/Designing a COM library for Rust – Microsoft Security Response Center

Designing a COM library for Rust – Microsoft Security Response Center


I interned with Microsoft as a Software Engineering Intern
in the MSRC UK team in Cheltenham this past summer. I worked in the Safe
Systems Programming Language (SSPL) group, which explores safe programming
languages as a proactive measure against memory-safety related vulnerabilities.

This blog post describes the project that I have been working on under the mentorship of the SSPL team. Hopefully, this provides additional insight into the work Microsoft interns do!

Project Overview

My goal was to build an open-sourced Rust library that will allow developers to both consume and produce in-process Component Object Model (COM) components in an idiomatic manner.

Note: There are existing Rust crates that provide COM support, including winapi-rs, Intercom, XPCOM, com-impl, com-impl-rs and com-rs. Having these crates as references allowed us to make well-informed design decisions that laid the foundation for this library.

For the uninitiated, COM is a language-agnostic, object-oriented standard for creating binaries. Thanks to COM having an extremely well-defined Application Binary Interface (ABI), binaries that support this standard can interoperate with each other, regardless of the language they are written in.

A COM component exposes its data through a set of
interfaces. For each interface, a Virtual Method Table (vtable) is defined, similar
to a C++ object’s layout for virtual functions. These vtables contain function
pointers to the actual function implementations. The COM component then stores
pointers to these vtables, also known as vpointers.  The picture below illustrates this.

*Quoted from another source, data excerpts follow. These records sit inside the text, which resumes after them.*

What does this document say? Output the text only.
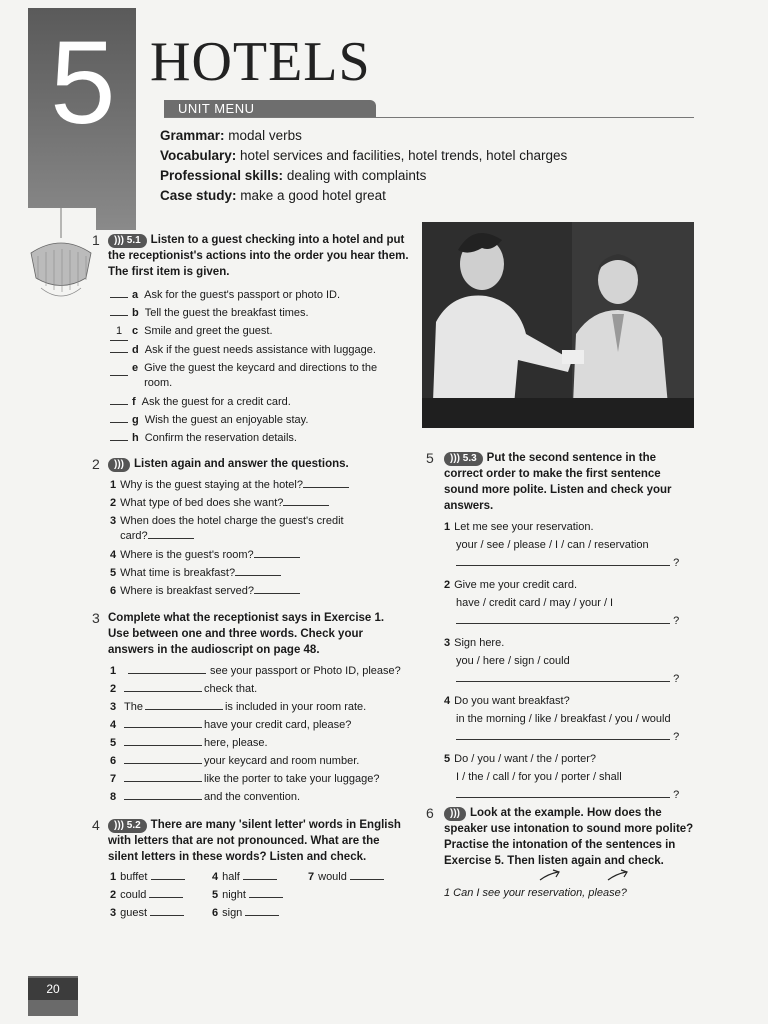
5 HOTELS
UNIT MENU
Grammar: modal verbs
Vocabulary: hotel services and facilities, hotel trends, hotel charges
Professional skills: dealing with complaints
Case study: make a good hotel great
1 ))) 5.1 Listen to a guest checking into a hotel and put the receptionist's actions into the order you hear them. The first item is given.
a Ask for the guest's passport or photo ID.
b Tell the guest the breakfast times.
1 c Smile and greet the guest.
d Ask if the guest needs assistance with luggage.
e Give the guest the keycard and directions to the room.
f Ask the guest for a credit card.
g Wish the guest an enjoyable stay.
h Confirm the reservation details.
2 ))) Listen again and answer the questions.
1 Why is the guest staying at the hotel?
2 What type of bed does she want?
3 When does the hotel charge the guest's credit card?
4 Where is the guest's room?
5 What time is breakfast?
6 Where is breakfast served?
3 Complete what the receptionist says in Exercise 1. Use between one and three words. Check your answers in the audioscript on page 48.
1	see your passport or Photo ID, please?
2	check that.
3 The	is included in your room rate.
4	have your credit card, please?
5	here, please.
6	your keycard and room number.
7	like the porter to take your luggage?
8	and the convention.
4 ))) 5.2 There are many 'silent letter' words in English with letters that are not pronounced. What are the silent letters in these words? Listen and check.
1 buffet
2 could
3 guest
4 half
5 night
6 sign
7 would
5 ))) 5.3 Put the second sentence in the correct order to make the first sentence sound more polite. Listen and check your answers.
1 Let me see your reservation.
your / see / please / I / can / reservation
?
2 Give me your credit card.
have / credit card / may / your / I
?
3 Sign here.
you / here / sign / could
?
4 Do you want breakfast?
in the morning / like / breakfast / you / would
?
5 Do / you / want / the / porter?
I / the / call / for you / porter / shall
?
6 ))) Look at the example. How does the speaker use intonation to sound more polite? Practise the intonation of the sentences in Exercise 5. Then listen again and check.
1 Can I see your reservation, please?
20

By enforcing the layout of function pointers in vtables, COM
allows any language to map internal data types to that of a COM object’s vtable.
This provides any language with the information they need to dereference the
correct function pointer and thus call the corresponding exposed function on a
COM object.

Note: There are other fundamental mechanisms behind COM
(such as DLL entry points, COM object instantiation, etc.) that I won’t be
covering here. For more details, I highly recommend COM reference on MSDN as well as Essential COM by Don Box.

Why enable Rust support for COM?

As part of an attempt to eliminate a class of
vulnerabilities, Microsoft is investigating the adoption
of safer systems programming language
s. As we discussed in an earlier
blog
, one such language is Rust. One of the challenges of Rust adoption is
interoperability with C++ and existing Microsoft tooling. COM is a standard
used widely in Microsoft and supporting it is a necessary step towards
interoperability with existing components.

Outside of Microsoft, the aim of this library is also to
allow COM developers to leverage the Rust compiler’s memory safety guarantees
to create more secure COM components. We examine this impact and associated
challenges in greater detail later, when we talk about writing safe wrappers
for COM interactions.

Implementation/project design

In this section, we will explain how our library will work
in practice.

Note: Along the way, there will be snippets of behind-the-scenes design decisions, which we hope will help those joining the project.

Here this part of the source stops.